Año 16, Número 213.

Experiencia sobre el sismo del pasado 19 de septiembre

Imagen: Pixabay

Rosa Eugenia García Gómez

Este texto empieza con una idea que seguro es compartida por millones de mexicanos: otra vez tembló, otra vez en septiembre, otra vez el 19, otra vez minutos después de un simulacro, y aunque parecería que en estos temas ya nada nos puede sorprender, la naturaleza, un ser superior o en quien sea que ustedes tengan su fe puesta, no se cansa de darnos lecciones y guiños acerca del poder más allá de lo imaginable.
Tengo también la sensación de que ya escribí sobre esto, y sí claro, algo así sucedió en 2017 pasado, cuando no me podía creer que hubiera vuelto a temblar en México en la misma fecha. Por eso es que ese lunes, cuando estaba en pleno examen profesional de uno de mis egresados, que había empezado tarde por el simulacro en el que participamos con diligencia mis compañeros del jurado y el joven en proceso de defensa de su trabajo de titulación, de verdad me parecía onírico el mareo repentino, producto del movimiento oscilante bajo mi asiento.

La primera reacción fue incredulidad, que se disipó tan pronto aumentó el movimiento y llegó la conciencia del peligro. En un segundo que aún se siente eterno ya estábamos todos fuera del edificio del Laboratorio de Periodismo del CUSur y caminando hacia la zona que 30 minutos antes habíamos ocupado en el ensayo con hipótesis de sismo de 8.1 grados Richter –apenas cuatro décimas más del que ahora estábamos viviendo de 7.7–, pero en el traslado de caminata apresurada no pude evitar voltear hacia la monumental escalera de caracol y cual esposa de Job empecé a sentir que me volvía estatua de sal al presenciar cómo se desprendía el recubrimiento de la viga central del tercer piso. Nadie salió herido de gravedad. Alcancé a ver, no sin un dejo de angustia, a una colega profesora apoyada por otro docente para bajar las escaleras en medio de los jóvenes encarrerados.

Cientos de estudiantes, ellos y ellas alrededor asustados, y un impulso salió de mi garganta al unísono con otros académicos: “Vamos hacia los jardines” lejos de los edificios. A donde quiera que miraba había personas asustadas y aferradas a sus teléfonos celulares. La caída de la red saturada por la desesperación de tener noticias de otros seres queridos no ayudó a calmar los ánimos. Tenía que saber de mi familia. Descaminé mis pasos rumbo a la salida más cercana del centro universitario. En el retorno volví a ver a la colega que antes ayudaban a bajar, sentada en una gradas y siendo atendida de raspones en su rodilla izquierda. Mi desesperación por noticias de mis seres queridos aumentó.

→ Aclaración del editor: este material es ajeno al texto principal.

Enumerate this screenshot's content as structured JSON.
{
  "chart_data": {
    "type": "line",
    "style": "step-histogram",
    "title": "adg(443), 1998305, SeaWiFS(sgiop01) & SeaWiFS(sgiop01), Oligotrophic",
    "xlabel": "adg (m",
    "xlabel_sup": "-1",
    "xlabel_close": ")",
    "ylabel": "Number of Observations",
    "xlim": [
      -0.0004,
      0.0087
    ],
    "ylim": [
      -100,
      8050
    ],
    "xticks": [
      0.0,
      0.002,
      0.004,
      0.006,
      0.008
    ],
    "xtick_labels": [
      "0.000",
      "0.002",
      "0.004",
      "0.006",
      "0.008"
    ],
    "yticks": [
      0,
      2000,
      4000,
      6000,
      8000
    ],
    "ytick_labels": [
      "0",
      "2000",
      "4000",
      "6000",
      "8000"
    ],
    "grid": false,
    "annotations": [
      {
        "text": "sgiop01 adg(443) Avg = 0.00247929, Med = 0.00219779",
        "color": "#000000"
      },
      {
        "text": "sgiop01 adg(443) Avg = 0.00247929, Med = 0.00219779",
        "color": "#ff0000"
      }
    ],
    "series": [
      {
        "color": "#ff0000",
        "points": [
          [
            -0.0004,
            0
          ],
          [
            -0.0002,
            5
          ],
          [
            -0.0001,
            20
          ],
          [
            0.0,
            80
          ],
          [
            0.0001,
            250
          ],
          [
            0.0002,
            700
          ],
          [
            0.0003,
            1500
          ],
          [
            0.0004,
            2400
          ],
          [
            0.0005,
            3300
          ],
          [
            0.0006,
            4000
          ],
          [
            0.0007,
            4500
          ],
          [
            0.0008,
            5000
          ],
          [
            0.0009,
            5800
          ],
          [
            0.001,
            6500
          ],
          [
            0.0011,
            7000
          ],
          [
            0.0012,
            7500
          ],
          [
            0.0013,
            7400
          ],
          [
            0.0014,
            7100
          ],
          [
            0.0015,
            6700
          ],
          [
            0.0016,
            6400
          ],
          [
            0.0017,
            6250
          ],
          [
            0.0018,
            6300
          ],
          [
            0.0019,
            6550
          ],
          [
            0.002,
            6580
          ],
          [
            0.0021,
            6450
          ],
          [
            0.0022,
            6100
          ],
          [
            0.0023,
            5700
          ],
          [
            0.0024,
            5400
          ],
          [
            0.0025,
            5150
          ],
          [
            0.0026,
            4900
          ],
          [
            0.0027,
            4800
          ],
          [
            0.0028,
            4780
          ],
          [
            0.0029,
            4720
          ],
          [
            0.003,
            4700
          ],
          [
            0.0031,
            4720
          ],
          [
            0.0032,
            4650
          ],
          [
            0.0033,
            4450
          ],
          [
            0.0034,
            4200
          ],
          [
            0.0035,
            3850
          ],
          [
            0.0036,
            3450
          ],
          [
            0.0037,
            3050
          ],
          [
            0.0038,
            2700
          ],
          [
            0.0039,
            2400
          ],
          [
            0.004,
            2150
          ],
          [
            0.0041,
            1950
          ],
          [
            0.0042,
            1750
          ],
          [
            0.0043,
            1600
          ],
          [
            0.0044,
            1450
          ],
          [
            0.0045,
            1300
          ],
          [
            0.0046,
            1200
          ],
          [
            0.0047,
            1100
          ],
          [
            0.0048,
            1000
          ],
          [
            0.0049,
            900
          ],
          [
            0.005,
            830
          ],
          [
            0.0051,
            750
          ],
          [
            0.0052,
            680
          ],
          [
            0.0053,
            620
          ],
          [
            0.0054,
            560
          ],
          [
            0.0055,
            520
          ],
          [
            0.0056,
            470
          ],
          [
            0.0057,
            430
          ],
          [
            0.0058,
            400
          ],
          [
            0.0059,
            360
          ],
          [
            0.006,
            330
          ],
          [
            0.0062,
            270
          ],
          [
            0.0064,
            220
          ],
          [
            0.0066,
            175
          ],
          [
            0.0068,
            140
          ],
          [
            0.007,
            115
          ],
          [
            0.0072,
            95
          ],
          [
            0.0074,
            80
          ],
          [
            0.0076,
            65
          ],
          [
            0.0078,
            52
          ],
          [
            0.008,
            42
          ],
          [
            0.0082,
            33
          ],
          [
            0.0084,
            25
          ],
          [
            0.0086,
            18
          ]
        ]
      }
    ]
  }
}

Agradecí vivir tan cerca y poder trasladarme a pie. En las calles de Ciudad Guzmán ya empezaba a aumentar la tensión vial. Cuando llegué al fraccionamiento varias personas aún estaban afuera de sus viviendas, entre ellas una compañera que seguro pensó lo mismo que yo. Vi a la distancia a mi esposo afuera de casa y sentí el corazón que caía al piso cuando no alcanzaba mi rango de visión a percibir la presencia de mi hija menor. Caminé unos metros más, ya casi corriendo… y el alma volvió a ocupar el espacio vital invadido por la desesperación. Ahí estaba ella, el sismo la había sorprendido en la calle y su prudencia le aconsejó no entrar a la casa.

“Se cayeron unos cuadros y se rompieron tus cosas”, o algo así me dijo mi marido… Pero eso no importaba, los pedazos de cerámica y de cristal aún están guardados, esperando a que decida cómo las voy a conjuntar en una artesanía de recordatorio de lo poco que importan las cosas cuando las personas que amamos están a salvo.
Y ya medio curada del susto si aventuro a decir que creo que don Jaime Nunó tenía algo de pitoniso cuando escribió en el Himno Nacional “…Y retiemble en sus centros la tierra” porque los meses patrios, sí que han hecho gala de su premonición en las últimas décadas. ¡Ah, qué don Jaime!